En 2026, traumatólogos, kinesiólogos y psicólogos clínicos han advertido sobre los riesgos físicos y emocionales que pueden surgir cuando algunas personas adoptan de forma habitual conductas cuadrúpedas —como caminar, correr o saltar en cuatro patas—. Especialistas en biomecánica señalan que el cuerpo humano no está diseñado para soportar carga prolongada sobre muñecas y hombros, mientras que profesionales de salud mental subrayan que, en ciertos casos, la práctica puede estar vinculada a dinámicas de identidad, pertenencia o desconexión social que requieren acompañamiento.
Es importante distinguir entre autoidentificación y conductas físicas repetitivas de riesgo, que sí pueden generar consecuencias médicas.
¿Qué es un “therian”?
Un therian es una persona que se identifica de forma simbólica, emocional o espiritual con un animal no humano. Esta identificación suele vivirse como una conexión interna profunda con determinadas características del animal (por ejemplo, instinto, agilidad, independencia o comportamiento específico).
Algunas características comunes en personas que se definen como therians incluyen:
Sentir que su “identidad interna” está vinculada a un animal específico.
Identificarse con rasgos conductuales o emocionales asociados a ese animal.
Participar en comunidades en línea donde comparten experiencias similares.
En algunos casos, expresan esa identidad mediante comportamientos.
Riesgos físicos señalados por especialistas
1) Lesiones en muñecas, codos y hombros
La locomoción cuadrúpeda transfiere el peso corporal a articulaciones no preparadas para esa carga. Puede provocar:
Tendinitis
Esguinces
Microfracturas
Inflamación crónica
En adolescentes, cuyos huesos aún están en desarrollo, el riesgo aumenta.
2) Daño en rodillas y cadera
Al desplazarse en flexión constante:
Se sobrecargan meniscos
Aumenta la presión sobre rótulas
Puede haber desgaste prematuro articular
3) Compromiso de columna vertebral
La postura prolongada en curvatura forzada puede derivar en:
Dolor lumbar crónico
Contracturas
Desalineación postural
4) Traumatismos craneales
Saltos, carreras con visibilidad reducida o superficies irregulares incrementan el riesgo de:
Golpes en cabeza
Fracturas
Conmociones cerebrales
Riesgos psicológicos directos asociados a la conducta
Especialistas en psicología clínica advierten que identificarse como therian no es un diagnóstico médico.

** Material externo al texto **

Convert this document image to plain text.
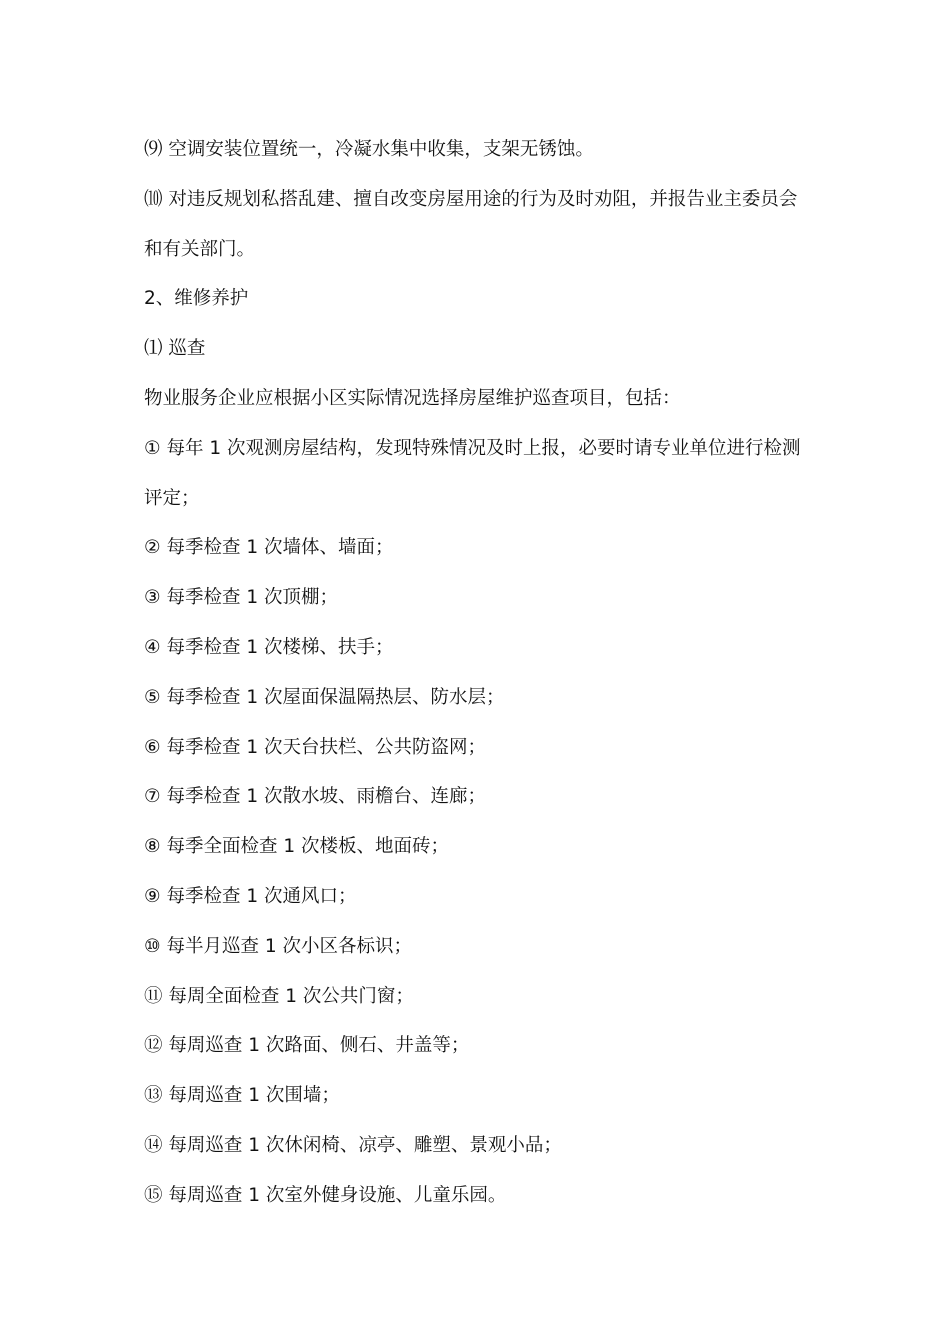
⑼ 空调安装位置统一，冷凝水集中收集，支架无锈蚀。
⑽ 对违反规划私搭乱建、擅自改变房屋用途的行为及时劝阻，并报告业主委员会
和有关部门。
2、维修养护
⑴ 巡查
物业服务企业应根据小区实际情况选择房屋维护巡查项目，包括：
① 每年 1 次观测房屋结构，发现特殊情况及时上报，必要时请专业单位进行检测
评定；
② 每季检查 1 次墙体、墙面；
③ 每季检查 1 次顶棚；
④ 每季检查 1 次楼梯、扶手；
⑤ 每季检查 1 次屋面保温隔热层、防水层；
⑥ 每季检查 1 次天台扶栏、公共防盗网；
⑦ 每季检查 1 次散水坡、雨檐台、连廊；
⑧ 每季全面检查 1 次楼板、地面砖；
⑨ 每季检查 1 次通风口；
⑩ 每半月巡查 1 次小区各标识；
⑪ 每周全面检查 1 次公共门窗；
⑫ 每周巡查 1 次路面、侧石、井盖等；
⑬ 每周巡查 1 次围墙；
⑭ 每周巡查 1 次休闲椅、凉亭、雕塑、景观小品；
⑮ 每周巡查 1 次室外健身设施、儿童乐园。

Sin embargo, cuando la conducta se vuelve dominante o exclusiva, pueden aparecer riesgos como:
1) Aislamiento social progresivo
Si la persona sustituye vínculos sociales, escolares o laborales por dinámicas centradas únicamente en esa identidad, puede desarrollarse retraimiento y pérdida de habilidades sociales.
2) Dificultades en la integración escolar
En adolescentes, conductas visibles pueden llevar a:
Burlas o acoso escolar
Conflictos de adaptación
Estrés crónico
3) Distorsión de límites corporales
Cuando se internaliza de manera rígida una identidad animalizada, profesionales advierten riesgo de:
Disociación
Confusión simbólica entre identidad humana y conducta física
Dificultad para establecer límites de seguridad
4) Conductas de autoexposición al riesgo
Desafíos en redes sociales, grabaciones en espacios públicos o saltos desde altura pueden responder a dinámicas de validación social, aumentando el peligro físico.
5) Vulnerabilidad emocional
En algunos casos, la adopción intensa de la identidad puede estar vinculada a:
Búsqueda de pertenencia
Escapismo ante conflictos personales
Ansiedad o depresión subyacente
Por ello, psicólogos recomiendan acompañamiento familiar y profesional.
Gestión del riesgo desde la salud y la protección financiera
Cuando estas conductas generan lesiones, pueden requerirse:
Consultas traumatológicas
Resonancias
Cirugías
Rehabilitación prolongada
En estos casos intervienen:
Seguro de accidentes personales
Seguro escolar (si ocurre en institución educativa)
Las lesiones articulares pueden implicar tratamientos costosos y largos procesos de fisioterapia. La prevención siempre será la mejor estrategia.
Información, prevención y acompañamiento responsable
Si eres padre, docente o trabajas con adolescentes, no ignores señales de conductas físicas que puedan generar daño. La clave es informarse, dialogar y prevenir riesgos antes de que aparezcan lesiones o consecuencias emocionales más profundas.
Promueve conversaciones abiertas en casa y en la escuela. Observa que prácticas están afectando la salud física, el rendimiento académico o la vida social. Si detectas dolor persistente, aislamiento o conductas peligrosas, busca orientación médica o psicológica profesional.
La prevención siempre será más efectiva que el tratamiento.
Cuidar el cuerpo y el bienestar emocional es una responsabilidad compartida.